Gardening for Towhees

    Not only are towhees easy to please when it comes to feeder foods, but they also are not picky when it comes to plants.  Towhees are ground and close to the ground dwellers, so bushes, shrubs and hedges are some of their favorite types of plants.  Almost any type of shrubbery will do - which is why I don't have a very long list of recommended plants this time.  In our yard, the Towhees enjoy our Camellia bush, as well as rhodadendrons and evergreen trees.



A beautiful purple rhodadendron - not only do rhodies have beautiful blooms, but they make great cover for Towhees and many other birds.


Zoom In: Species Profil

    The Spotted Towhee is a large sparrow, slightly smaller than a robin at 8 ΒΌ inches in length.  Its scientific name is Pipilo maculatus.  Males and females look slightly different from one another.  The male has a black head, back and tail, white underside and rufous brown sides.  He also has white wing markings that look very much like spots, hence this birds name.  They also have white tail edges.  The female looks very much the same, but has grayish brown markings where the male has black.

Having some seeds at the feeder...This was a mix of white proso millet and black oil sunflower seeds.


    The voice of the Spotted Towhee includes a variety of sounds, including various notes, trills, dry, rasping calls and a mew call.  They sometimes can sound like they are saying, Tow-hee.

    The diet of the Spotted Towhee consists mostly of insects like beetles, crickets and grasshoppers, caterpillars (and moths), spiders as well as bees and wasps and much more.  Spotted Towhees also eat nuts, seeds and grains including buckwheat, thistle, acorns, oats, wheat and corn.  Berries and fruit are also eaten by this species  they like raspberries, blackberries, and cherries.  They eat more insects in the spring and summer and more seeds, nuts, grains and fruit in the fall and winter.

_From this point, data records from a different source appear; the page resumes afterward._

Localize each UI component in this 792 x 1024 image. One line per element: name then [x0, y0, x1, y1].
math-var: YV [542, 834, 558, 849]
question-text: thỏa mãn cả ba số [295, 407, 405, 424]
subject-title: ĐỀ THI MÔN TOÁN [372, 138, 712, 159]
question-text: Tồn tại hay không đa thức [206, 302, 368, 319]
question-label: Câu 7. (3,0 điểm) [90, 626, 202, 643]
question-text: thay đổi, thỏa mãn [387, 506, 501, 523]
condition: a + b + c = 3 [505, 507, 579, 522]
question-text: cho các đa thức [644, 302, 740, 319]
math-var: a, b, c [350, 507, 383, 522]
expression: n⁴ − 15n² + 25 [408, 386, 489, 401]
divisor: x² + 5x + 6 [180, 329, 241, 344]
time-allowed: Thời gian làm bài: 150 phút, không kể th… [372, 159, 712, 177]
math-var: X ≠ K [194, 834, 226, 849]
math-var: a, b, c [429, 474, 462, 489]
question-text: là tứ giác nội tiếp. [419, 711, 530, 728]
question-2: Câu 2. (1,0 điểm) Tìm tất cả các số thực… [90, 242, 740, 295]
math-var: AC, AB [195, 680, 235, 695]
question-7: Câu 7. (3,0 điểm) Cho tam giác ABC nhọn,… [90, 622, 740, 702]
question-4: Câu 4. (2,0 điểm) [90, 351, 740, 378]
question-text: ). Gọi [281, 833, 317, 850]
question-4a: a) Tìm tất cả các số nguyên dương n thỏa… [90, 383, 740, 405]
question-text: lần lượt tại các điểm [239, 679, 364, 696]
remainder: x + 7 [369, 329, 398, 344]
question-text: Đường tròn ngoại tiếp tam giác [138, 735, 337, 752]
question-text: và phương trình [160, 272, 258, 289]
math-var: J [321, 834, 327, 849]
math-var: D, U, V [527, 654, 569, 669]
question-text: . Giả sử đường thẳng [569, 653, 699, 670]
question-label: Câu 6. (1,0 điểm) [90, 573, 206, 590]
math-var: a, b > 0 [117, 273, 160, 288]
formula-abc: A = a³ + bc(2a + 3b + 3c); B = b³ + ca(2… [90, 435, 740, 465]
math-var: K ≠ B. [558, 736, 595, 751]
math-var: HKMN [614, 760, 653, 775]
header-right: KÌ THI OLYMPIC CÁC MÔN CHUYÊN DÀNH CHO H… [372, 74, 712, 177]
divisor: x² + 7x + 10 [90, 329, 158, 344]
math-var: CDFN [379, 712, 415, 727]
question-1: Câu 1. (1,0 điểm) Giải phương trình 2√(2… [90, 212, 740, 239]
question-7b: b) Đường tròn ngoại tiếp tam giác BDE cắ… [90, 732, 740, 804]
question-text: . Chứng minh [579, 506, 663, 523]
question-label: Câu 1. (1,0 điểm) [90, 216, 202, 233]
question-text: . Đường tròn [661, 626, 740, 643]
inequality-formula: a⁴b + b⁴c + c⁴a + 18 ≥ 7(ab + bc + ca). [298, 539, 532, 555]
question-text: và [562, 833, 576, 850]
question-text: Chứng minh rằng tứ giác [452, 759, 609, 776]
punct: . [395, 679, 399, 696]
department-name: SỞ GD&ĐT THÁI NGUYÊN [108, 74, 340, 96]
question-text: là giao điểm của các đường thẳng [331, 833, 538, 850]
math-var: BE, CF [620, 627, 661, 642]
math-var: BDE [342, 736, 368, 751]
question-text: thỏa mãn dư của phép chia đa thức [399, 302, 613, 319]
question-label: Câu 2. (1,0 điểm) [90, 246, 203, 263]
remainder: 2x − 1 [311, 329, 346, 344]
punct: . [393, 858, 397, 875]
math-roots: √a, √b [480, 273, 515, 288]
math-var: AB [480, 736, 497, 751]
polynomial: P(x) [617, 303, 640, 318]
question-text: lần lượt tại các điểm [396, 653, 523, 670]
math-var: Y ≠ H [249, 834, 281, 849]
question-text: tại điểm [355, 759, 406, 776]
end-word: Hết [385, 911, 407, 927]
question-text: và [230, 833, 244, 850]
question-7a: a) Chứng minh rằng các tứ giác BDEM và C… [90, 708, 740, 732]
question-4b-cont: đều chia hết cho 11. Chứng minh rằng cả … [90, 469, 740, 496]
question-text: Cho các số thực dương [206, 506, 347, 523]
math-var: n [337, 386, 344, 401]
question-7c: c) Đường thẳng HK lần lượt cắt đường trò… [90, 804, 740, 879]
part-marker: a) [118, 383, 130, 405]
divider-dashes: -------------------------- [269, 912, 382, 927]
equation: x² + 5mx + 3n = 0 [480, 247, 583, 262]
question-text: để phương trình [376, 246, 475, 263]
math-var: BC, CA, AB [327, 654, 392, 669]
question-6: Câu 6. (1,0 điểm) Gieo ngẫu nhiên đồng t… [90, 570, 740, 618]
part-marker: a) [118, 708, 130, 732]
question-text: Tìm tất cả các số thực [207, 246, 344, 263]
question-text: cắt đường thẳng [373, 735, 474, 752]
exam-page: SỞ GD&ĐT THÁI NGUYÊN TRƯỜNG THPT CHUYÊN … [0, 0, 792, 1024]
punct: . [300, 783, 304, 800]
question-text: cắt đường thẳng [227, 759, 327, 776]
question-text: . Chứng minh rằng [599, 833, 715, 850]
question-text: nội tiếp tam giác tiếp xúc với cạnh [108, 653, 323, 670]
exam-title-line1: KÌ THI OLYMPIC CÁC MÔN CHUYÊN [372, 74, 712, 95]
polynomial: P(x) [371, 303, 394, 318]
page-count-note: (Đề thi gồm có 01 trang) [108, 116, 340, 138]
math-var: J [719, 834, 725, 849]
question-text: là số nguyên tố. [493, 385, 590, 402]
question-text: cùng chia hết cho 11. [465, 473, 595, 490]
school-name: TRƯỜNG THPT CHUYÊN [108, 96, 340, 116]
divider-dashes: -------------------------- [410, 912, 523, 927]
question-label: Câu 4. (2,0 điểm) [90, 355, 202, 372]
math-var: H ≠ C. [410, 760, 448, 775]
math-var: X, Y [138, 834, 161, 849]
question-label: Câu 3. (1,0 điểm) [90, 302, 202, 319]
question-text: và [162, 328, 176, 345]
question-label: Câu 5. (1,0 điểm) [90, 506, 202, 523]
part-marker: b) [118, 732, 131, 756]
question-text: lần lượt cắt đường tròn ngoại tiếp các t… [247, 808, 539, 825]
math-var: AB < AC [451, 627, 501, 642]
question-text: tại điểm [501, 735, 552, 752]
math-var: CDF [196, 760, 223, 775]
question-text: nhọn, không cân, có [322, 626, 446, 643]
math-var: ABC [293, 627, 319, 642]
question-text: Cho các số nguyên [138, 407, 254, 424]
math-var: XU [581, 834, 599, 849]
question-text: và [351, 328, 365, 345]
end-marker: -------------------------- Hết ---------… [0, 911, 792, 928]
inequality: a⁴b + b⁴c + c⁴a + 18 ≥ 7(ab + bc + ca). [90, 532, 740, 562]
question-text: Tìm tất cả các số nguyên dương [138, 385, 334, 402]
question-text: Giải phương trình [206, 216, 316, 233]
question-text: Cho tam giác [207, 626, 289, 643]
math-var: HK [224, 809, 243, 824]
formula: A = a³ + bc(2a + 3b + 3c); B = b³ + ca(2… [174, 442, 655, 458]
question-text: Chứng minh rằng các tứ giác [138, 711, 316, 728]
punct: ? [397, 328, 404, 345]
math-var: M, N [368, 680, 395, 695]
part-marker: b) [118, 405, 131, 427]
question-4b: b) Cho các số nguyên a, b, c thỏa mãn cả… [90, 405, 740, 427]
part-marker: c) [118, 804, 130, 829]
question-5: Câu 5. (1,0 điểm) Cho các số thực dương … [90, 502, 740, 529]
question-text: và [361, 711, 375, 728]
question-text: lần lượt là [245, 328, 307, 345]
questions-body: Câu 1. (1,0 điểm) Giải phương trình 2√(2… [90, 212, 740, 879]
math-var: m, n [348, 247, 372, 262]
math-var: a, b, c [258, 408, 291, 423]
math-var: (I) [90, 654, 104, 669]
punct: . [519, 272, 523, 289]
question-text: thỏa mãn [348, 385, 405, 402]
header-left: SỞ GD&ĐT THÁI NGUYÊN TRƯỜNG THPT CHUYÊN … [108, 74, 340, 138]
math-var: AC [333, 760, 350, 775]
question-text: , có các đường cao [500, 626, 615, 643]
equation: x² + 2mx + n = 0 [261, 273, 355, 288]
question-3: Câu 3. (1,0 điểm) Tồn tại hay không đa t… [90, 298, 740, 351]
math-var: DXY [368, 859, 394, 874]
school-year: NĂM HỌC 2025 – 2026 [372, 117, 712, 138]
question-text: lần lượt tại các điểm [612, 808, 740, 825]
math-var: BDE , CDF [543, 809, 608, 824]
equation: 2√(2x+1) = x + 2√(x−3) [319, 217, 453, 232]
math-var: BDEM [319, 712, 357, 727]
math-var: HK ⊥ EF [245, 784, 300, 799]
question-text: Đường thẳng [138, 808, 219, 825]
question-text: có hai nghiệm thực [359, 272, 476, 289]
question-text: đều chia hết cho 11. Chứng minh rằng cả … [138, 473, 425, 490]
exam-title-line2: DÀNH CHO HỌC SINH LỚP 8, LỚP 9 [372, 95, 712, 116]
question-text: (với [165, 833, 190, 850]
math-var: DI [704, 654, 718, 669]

    The preferred habitat of the Spotted Towhee is brushy thickets, woodland edges, pasturelands and agricultural areas, wetland areas and backyard gardens with grassy areas and plenty of shrubs.  Flowerbeds with large shrubs and decomposing leaves under them are favorite places for towhees to forage for food.  They will also make use of areas that have been logged.

    The Spotted Towhees nest is usually constructed on or near the ground.  It is made up of a depression in the ground, surrounded and filled with leaves, tree bark and grass.  The nest is built by the female after which she lays 3-5 eggs inside.  The pair raises their young together.

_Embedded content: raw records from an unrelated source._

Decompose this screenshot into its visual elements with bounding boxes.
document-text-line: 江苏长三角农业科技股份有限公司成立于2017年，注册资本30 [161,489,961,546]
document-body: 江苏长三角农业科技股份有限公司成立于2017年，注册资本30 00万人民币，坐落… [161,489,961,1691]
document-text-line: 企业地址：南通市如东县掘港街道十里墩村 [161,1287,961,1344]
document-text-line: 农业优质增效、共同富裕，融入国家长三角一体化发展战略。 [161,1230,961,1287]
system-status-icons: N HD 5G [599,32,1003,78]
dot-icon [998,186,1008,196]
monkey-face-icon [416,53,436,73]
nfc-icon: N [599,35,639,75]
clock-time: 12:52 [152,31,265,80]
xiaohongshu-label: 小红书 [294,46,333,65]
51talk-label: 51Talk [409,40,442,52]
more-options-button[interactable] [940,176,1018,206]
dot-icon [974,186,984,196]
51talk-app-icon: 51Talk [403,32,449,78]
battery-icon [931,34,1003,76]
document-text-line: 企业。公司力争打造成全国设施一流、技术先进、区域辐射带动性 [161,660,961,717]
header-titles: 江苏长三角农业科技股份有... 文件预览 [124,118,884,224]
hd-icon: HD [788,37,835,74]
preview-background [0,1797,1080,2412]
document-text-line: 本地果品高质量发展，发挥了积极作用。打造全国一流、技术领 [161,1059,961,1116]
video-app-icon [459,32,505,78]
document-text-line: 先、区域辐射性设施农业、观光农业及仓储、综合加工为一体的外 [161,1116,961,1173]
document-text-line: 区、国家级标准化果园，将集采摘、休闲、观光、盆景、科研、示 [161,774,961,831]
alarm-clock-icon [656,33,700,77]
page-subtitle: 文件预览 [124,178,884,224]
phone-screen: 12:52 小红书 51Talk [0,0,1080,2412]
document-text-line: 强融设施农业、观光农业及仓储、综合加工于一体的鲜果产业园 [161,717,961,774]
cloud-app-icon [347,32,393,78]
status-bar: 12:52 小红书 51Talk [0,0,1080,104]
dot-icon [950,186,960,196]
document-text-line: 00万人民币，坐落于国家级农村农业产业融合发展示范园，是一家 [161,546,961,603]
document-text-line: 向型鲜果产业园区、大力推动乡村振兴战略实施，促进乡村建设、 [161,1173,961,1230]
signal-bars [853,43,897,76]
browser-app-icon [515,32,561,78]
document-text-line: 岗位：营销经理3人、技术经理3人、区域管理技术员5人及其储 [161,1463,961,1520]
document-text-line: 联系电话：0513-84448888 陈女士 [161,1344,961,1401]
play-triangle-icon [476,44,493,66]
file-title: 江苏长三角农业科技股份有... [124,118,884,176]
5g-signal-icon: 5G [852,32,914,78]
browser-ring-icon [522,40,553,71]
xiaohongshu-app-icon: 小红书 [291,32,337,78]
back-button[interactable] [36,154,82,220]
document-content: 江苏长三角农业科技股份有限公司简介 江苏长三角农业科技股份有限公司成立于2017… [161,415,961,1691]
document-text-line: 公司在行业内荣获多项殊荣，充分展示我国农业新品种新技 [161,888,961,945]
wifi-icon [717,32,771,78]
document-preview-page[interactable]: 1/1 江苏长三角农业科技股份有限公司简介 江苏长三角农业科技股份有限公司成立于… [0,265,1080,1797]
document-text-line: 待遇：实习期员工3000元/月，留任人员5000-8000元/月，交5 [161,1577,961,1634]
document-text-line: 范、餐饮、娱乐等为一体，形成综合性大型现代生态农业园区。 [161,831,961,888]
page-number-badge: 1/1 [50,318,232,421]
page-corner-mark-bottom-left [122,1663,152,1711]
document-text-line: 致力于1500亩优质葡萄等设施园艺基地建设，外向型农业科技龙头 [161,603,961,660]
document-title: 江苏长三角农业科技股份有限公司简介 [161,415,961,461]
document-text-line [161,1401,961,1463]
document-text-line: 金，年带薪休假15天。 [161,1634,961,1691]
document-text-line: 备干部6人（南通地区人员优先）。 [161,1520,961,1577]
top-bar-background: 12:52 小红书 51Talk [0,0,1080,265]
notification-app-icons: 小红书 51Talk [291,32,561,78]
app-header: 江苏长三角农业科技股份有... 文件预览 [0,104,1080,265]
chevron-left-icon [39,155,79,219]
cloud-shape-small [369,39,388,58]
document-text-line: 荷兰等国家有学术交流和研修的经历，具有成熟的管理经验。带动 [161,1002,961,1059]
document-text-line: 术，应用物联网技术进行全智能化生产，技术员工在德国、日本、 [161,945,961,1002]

    In our area, Spotted Towhees are year round residents.  In other parts of their range across the Western United States, they may be only summer residents in the north and winter residents in the south.  Some towhees do not migrate; others are partially migratory.  They are distributed over the Western United States including Washington, Oregon, California, Nevada, Idaho, Montana, Wyoming, Utah, Arizona, New Mexico, as well as parts of Oklahoma, Kansas and Texas.  They can also be found in parts of Canada and Mexico.

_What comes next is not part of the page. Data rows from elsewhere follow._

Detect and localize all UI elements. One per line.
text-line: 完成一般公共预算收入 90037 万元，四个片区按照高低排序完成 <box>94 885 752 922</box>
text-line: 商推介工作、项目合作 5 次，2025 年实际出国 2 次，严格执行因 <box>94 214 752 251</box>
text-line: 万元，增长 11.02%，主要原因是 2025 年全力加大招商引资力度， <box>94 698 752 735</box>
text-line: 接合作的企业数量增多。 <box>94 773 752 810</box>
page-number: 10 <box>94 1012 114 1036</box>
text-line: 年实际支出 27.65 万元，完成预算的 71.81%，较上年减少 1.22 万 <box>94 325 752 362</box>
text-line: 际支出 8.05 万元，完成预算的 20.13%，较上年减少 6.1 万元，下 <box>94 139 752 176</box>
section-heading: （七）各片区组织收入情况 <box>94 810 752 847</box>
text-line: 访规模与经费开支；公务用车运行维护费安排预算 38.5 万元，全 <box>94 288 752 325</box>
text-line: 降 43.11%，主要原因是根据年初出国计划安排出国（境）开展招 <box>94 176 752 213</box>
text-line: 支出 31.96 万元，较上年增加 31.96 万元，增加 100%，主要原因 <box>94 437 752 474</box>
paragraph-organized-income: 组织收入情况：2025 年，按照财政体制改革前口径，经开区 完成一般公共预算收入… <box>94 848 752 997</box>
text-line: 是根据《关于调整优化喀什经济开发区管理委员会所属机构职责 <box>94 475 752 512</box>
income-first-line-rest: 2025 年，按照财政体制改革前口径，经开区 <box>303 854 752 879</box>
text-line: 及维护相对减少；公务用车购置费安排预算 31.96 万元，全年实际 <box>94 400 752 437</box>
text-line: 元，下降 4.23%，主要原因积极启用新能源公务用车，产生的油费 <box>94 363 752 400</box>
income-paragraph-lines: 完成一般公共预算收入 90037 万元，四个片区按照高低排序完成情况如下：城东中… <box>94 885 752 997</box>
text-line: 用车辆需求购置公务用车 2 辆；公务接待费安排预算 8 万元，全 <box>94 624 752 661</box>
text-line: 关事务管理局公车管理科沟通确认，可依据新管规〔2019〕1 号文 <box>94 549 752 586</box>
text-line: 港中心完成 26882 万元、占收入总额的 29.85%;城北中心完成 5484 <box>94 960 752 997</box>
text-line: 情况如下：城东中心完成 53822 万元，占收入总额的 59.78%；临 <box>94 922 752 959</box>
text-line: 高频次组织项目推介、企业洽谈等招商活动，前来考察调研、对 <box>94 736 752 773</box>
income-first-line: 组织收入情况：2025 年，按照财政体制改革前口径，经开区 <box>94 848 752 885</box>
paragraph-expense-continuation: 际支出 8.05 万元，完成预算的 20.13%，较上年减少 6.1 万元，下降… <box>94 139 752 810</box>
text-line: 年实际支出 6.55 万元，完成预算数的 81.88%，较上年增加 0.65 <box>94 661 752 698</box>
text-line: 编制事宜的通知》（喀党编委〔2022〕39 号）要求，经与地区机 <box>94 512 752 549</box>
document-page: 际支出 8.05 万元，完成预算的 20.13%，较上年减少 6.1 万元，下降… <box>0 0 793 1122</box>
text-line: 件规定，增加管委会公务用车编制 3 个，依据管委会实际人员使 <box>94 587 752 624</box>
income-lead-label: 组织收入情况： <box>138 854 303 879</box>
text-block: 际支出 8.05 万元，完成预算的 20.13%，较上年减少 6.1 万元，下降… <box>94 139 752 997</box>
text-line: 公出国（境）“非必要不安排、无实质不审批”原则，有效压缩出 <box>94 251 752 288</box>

    As I was writing this article, I was thinking about how God takes care of us and how He takes care of the birds.  And the verses below came to mind.  Id like us to contemplate them as we close this month, because they tell us of the amazing love and care God has for each one of His creatures.  For that reason, I often think of these verses when I see my beloved towhee friends...

Matthew 10:29-31 Amplified

    Are not two little sparrows sold for a penny?  And yet not one of them will fall to the ground without your Father's leave (consent) and notice.  But even the very hairs of your head are all numbered.  Fear not then; you are of more value than many sparrows.

Meal time over - this little towhee looks ready for a nap!

   On these cold winter mornings, when I look out my window at the frozen world outside, glistening with frost like glitter I love to see how many little birds fly in and out of the bushes in our yard.  Its always a marvel to me how they go about their day, without a care in this world, all because they trust and know that their Creator provides for them.  We can have that same trust and confidence in God.  He truly will take care of you!

    In this new year, I think its important to keep our minds on the fact that we can trust God with our lives, with everything.  Happy New Year everyone!